Temí lo peor. Comprobé lo peor. Al fondo del salón, en una mesa en la que no había reparado, estaba mi mujer. ¿Qué hacía allí? No necesité preguntar nada más a mi interlocutor. Alguien hablaba a través de la megafonía. Solo acerté a escuchar “…por su obra ‘Ni frito ni cocido. Revuelto’”. La cabeza me estallaba, el ruido me rodeaba, estaba envuelto en un barullo cada vez más próximo y envolvente, hay gente me saluda, gente que me aturde…
Me han empujado a un estrado, que en otra situación habría considerado apenas una tarima; me dicen que debo hablar, pero necesito que quien tuvo la idea de presentar el libro al concurso me explique por qué lo hizo, qué pretendía, con qué permiso… Su teléfono no responde. Reclamo al tipo que me empuja al estrado que avise a mi mujer, que la traiga a mi lado, pero él está allí para empujar, para acercarme al micrófono, para probar sonido “Con ustedes, Eloísa Siolé, autora de “Ni frito ni cocido. Revuelto”. Quiero decir algo, no puedo, hago inclinaciones de cabeza, estoy a punto de desmayarme, me derrumbo.
Apenas recuperado del vahído me anuncian que la entrega solemne del premio se realizará en los próximos días. Y ya me veo allí, en el interior de una catedral atestada de devotas. Y yo, solo. No hay azafata que se ubique ni tipo alguno que me oriente. Sobre el presbiterio se aposentan clérigos, tal vez algún deán y, por supuesto, el obispo. ¿Cuál es mi sitio? Busco un lateral, cerca de una capilla con el santo sepulcro, un lugar que identifico sin problemas, la catedral de Plasencia. Trato de colocarme en los bancos delanteros para que, cuando me llamen, el camino hasta el altar sea más corto y, a ser posible fugaz. La curia al completo escucha discursos ininteligibles, se pasan la palabra de unos a otros, el público parece absorto en otras cavilaciones, nada de lo que escucho tiene sentido, dudo de que me vayan a llamar, trato de elaborar unas palabras coherentes, acude mi mejor amigo a tranquilizarme, pero, luego, se las pira; por si acaso, sospecho. Y así encuentro el argumento de mi libro olvidado.

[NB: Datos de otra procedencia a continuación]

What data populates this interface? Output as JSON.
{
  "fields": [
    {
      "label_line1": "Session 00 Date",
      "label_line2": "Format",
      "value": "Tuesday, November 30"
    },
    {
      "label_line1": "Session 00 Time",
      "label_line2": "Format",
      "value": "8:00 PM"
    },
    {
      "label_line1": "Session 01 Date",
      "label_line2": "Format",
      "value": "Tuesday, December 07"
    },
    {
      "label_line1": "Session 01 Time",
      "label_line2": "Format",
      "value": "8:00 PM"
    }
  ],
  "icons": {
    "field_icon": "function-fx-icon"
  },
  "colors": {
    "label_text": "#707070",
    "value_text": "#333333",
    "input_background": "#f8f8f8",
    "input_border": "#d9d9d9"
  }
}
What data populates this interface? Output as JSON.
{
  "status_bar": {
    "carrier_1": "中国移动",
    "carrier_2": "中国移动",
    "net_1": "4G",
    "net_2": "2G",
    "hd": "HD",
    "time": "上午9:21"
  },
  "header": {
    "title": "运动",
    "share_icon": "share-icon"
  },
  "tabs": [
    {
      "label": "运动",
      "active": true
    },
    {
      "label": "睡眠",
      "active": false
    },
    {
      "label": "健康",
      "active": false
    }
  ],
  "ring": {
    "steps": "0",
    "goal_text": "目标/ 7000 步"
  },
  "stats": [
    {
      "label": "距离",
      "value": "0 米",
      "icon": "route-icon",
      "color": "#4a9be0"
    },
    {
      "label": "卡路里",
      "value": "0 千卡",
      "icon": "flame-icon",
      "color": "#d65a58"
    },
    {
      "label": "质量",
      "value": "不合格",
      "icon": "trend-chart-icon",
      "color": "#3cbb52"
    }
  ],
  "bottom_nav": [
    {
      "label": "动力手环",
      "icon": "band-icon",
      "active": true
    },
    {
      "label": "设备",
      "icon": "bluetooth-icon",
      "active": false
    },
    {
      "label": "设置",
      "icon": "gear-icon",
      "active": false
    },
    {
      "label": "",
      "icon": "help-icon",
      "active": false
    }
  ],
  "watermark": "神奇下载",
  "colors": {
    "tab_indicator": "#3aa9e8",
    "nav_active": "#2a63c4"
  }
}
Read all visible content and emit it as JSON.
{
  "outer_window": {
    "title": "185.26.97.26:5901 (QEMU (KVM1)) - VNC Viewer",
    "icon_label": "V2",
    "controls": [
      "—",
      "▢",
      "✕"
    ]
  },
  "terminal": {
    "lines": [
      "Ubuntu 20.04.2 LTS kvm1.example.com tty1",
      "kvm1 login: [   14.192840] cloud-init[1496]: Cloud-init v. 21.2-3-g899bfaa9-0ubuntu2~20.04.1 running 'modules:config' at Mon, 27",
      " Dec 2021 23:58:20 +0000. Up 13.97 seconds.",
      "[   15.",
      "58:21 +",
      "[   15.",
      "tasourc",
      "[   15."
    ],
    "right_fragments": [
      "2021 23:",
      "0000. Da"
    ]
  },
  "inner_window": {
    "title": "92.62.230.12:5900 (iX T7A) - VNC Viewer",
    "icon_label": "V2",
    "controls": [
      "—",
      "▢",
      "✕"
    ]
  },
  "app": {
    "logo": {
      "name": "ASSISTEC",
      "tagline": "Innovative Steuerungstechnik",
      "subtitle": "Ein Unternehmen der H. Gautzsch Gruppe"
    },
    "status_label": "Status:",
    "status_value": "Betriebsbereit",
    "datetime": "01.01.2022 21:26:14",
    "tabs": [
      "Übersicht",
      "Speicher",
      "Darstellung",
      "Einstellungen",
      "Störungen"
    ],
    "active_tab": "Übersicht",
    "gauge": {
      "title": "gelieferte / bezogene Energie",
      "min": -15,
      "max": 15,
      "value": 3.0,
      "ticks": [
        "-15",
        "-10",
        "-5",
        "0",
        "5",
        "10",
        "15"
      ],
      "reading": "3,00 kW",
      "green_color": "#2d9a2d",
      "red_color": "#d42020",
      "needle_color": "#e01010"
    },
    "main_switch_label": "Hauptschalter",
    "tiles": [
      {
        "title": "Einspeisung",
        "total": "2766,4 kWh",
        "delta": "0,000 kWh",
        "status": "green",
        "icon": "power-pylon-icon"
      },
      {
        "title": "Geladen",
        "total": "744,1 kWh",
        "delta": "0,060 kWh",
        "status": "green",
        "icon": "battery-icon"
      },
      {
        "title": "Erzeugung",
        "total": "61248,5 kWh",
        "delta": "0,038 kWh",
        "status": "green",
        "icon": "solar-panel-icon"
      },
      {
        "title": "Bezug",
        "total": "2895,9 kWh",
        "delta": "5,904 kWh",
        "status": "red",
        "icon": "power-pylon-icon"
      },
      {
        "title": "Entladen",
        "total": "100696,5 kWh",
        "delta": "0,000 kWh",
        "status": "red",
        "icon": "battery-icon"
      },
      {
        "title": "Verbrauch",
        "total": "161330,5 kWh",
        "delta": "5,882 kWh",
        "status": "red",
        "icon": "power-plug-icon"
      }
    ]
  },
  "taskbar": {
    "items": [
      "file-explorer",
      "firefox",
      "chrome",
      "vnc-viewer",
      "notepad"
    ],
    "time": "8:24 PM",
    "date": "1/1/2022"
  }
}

¿Realidad, recreación, ficción? El cerebro, escribo en la introducción de la versión definitiva, reinterpreta los géneros y asume la complejidad de la construcción del pensamiento (datos, hechos, imágenes, lecturas, recuerdos, conciencia e inconsciencia), pero necesita demasiado esfuerzo. El editor me ofrece una alternativa eficaz e inmediata. Para este barullo solo la inteligencia artificial tiene remedio, me dice. Lo acepto.
Le paso el manuscrito. La máquina, nada más verlo, transforma el título: “Eres gilipollas, sin saberlo”.